No matter how much you think you know about wine, you probably don’t know how to run a winery. Heck, even if you’ve run a winery, you still probably don’t know how to run a profitable winery.
Deirmenjian’s family had grown grapes in Fresno for 30 years—table grapes, not wine grapes—but he was making a living as a structural building engineer in New York City. His friend, Greg Johnson worked for fine wine retailer Dodd’s Liquor City in Chappaqua, New York. Johnson admits his experience with Paso Robles amounted to “Paso what?,” save for the occasional bottle of Justin Isosceles.
The Kiamie partners first considered buying a vineyard in upstate New York. They continued tasting wines from across the U.S. for a year and a half, looking for a region with both affordable land and the potential to make great wines. “I put Greg’s dog in the truck and travelled across the country,” says Aram. To get more hands-on experience, Aram took a grunt job in Paso Robles at Halter Ranch, a highly-regarded grower and winery in Paso Robles’ Adelaida region. He worked in the vineyards, in the winery and, finally, in the tasting room, spending a full year learning the mechanics of the business.
Deirmenjian was sold on Paso Robles’ potential. Greg soon followed. They recruited Aram’s former boss, then Halter Ranch winemaker and Paso Robles veteran Steve Glossner, to be Kiamie’s consultant and winemaker.
Winemaker Steve Glossner and Greg Johnson check the brix level.
The partners originally intended to buy vineyards and start an estate winery, but Glossner advised them to start by purchasing fruit from top growers like Halter Ranch and invest first in making great wine at a custom crush facility. Their first vintage, 2005, was a heavy crop by Paso standards, so the plan made sense.
“Right now all we spend money on is fruit and barrels,” says Glossner. For a start-up winery, that’s a good strategy. With Glossner tending the barrels, the results are so far quite promising. Kiamie has so far released a freestyle flagship red blend called Kiamie Kuvée, a Bordeaux-style red blend and a white blend, and it has its first Rhône-style red in the works.
Kiamie partners Aram Deirmenjian and Greg Johnson.

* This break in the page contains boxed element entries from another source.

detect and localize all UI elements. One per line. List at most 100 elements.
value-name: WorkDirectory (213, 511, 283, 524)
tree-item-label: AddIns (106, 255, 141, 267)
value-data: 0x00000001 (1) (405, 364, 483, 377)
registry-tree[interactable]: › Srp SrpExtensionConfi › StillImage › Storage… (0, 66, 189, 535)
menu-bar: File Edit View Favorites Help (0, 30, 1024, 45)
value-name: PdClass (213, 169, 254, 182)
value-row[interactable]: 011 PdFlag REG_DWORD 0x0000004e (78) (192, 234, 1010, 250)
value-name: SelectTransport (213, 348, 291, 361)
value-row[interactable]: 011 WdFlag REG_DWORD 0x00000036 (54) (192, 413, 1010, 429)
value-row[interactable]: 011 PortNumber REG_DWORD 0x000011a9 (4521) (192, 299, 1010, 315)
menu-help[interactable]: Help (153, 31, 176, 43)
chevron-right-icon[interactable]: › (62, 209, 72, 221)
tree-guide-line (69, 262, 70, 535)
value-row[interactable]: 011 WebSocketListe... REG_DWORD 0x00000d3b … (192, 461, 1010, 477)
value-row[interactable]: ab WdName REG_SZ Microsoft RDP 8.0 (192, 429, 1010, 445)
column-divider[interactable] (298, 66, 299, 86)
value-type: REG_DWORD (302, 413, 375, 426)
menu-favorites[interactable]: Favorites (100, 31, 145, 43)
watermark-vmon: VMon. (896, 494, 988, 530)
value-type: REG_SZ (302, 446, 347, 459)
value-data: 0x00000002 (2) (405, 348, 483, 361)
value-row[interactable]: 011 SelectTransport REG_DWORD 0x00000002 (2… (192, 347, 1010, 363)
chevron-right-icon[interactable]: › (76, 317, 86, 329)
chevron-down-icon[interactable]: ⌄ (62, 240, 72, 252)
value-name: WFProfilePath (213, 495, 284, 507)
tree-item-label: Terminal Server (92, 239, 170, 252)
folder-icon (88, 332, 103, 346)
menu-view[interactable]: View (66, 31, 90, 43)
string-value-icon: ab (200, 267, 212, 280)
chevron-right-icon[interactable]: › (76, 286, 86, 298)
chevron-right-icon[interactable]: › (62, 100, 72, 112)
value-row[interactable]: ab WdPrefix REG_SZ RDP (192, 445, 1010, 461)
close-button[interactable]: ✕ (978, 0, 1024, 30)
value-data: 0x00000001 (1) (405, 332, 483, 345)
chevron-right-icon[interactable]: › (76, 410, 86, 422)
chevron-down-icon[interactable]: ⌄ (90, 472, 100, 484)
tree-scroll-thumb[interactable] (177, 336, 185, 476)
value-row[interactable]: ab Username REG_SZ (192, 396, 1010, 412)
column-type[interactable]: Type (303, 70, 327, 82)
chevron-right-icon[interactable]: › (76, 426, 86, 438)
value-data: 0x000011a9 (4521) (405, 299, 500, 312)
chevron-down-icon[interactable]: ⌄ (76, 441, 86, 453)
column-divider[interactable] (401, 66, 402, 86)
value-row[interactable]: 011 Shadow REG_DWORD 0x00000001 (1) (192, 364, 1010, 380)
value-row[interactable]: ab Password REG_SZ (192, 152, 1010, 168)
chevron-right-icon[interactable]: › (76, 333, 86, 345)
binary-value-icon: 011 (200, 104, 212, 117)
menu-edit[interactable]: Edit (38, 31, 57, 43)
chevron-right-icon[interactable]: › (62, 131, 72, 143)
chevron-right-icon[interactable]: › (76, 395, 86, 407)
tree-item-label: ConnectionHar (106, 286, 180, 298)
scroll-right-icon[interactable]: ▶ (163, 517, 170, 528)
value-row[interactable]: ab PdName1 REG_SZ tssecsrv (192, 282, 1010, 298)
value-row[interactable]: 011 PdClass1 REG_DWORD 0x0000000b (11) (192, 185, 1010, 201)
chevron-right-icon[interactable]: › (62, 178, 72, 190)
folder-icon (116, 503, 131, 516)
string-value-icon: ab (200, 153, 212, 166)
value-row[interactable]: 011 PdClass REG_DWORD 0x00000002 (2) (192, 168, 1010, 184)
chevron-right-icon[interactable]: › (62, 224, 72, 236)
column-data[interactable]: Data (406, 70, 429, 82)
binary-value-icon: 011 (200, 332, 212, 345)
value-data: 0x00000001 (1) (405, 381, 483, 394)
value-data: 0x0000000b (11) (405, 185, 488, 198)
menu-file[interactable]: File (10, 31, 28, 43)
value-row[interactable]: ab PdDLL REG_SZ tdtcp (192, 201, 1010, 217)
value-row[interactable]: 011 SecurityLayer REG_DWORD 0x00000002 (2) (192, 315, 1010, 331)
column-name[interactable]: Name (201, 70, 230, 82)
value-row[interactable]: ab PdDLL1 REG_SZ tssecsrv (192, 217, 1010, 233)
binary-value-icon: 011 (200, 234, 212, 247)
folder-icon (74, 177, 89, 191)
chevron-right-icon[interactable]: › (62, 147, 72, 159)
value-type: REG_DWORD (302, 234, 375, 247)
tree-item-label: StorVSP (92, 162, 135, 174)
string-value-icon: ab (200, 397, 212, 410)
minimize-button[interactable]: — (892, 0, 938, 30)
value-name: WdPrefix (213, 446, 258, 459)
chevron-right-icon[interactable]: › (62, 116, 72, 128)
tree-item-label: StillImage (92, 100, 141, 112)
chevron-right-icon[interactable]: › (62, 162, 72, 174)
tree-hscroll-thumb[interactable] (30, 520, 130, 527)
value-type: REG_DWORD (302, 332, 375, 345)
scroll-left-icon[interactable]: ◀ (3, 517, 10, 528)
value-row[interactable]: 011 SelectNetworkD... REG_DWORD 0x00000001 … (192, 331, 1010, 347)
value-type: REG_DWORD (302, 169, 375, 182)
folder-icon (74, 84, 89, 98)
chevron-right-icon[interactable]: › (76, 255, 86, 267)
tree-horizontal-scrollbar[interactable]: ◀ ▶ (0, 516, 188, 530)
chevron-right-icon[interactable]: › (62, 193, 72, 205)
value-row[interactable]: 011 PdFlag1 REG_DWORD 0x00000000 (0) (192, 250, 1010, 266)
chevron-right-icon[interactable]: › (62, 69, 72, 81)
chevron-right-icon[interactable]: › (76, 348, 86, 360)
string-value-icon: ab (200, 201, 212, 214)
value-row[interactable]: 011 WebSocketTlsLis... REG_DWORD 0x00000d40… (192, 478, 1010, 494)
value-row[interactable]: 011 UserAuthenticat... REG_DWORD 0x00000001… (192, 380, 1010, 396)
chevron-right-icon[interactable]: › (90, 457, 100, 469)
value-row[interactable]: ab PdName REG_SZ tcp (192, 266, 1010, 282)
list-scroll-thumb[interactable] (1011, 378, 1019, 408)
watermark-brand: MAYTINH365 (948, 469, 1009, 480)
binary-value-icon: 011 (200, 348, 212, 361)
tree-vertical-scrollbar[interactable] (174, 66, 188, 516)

2005 Kiamie Kuvée White, Paso Robles ($24) At its heart a Rhône-style white (65% Roussanne, 35% Viognier), medium/full-bodied, with deep golden color, richly-textured white peach and lemon curd flavors with a minty finish.
2005 Kiamie Cabernet Sauvignon, Paso Robles ($32) Ripe and fruit-forward with vanilla, black cherry pie, blackberry and root beer aromas, cassis and cinnamon flavors and a lifted bay laurel note the finish.
2005 Kiamie Kuvée, Paso Robles ($44) A blend of Cabernet Sauvignon, Merlot, Syrah, Malbec and Zinfandel with deep blackberry and cassis aromas, sweet, plush blackberry liqueur flavors and firm, well-integrated tannins.
2006 Kiamie Kuvée, Paso Robles ($44) More of a straight Bordeaux blend of Cabernet Sauvignon, Merlot, Petit Verdot and Malbec, with deep black cherry, blackberry, cassis, blueberry and tar aromas and ripe black fruit flavors with a minty edge and ample tannin from the 15% Petit Verdot.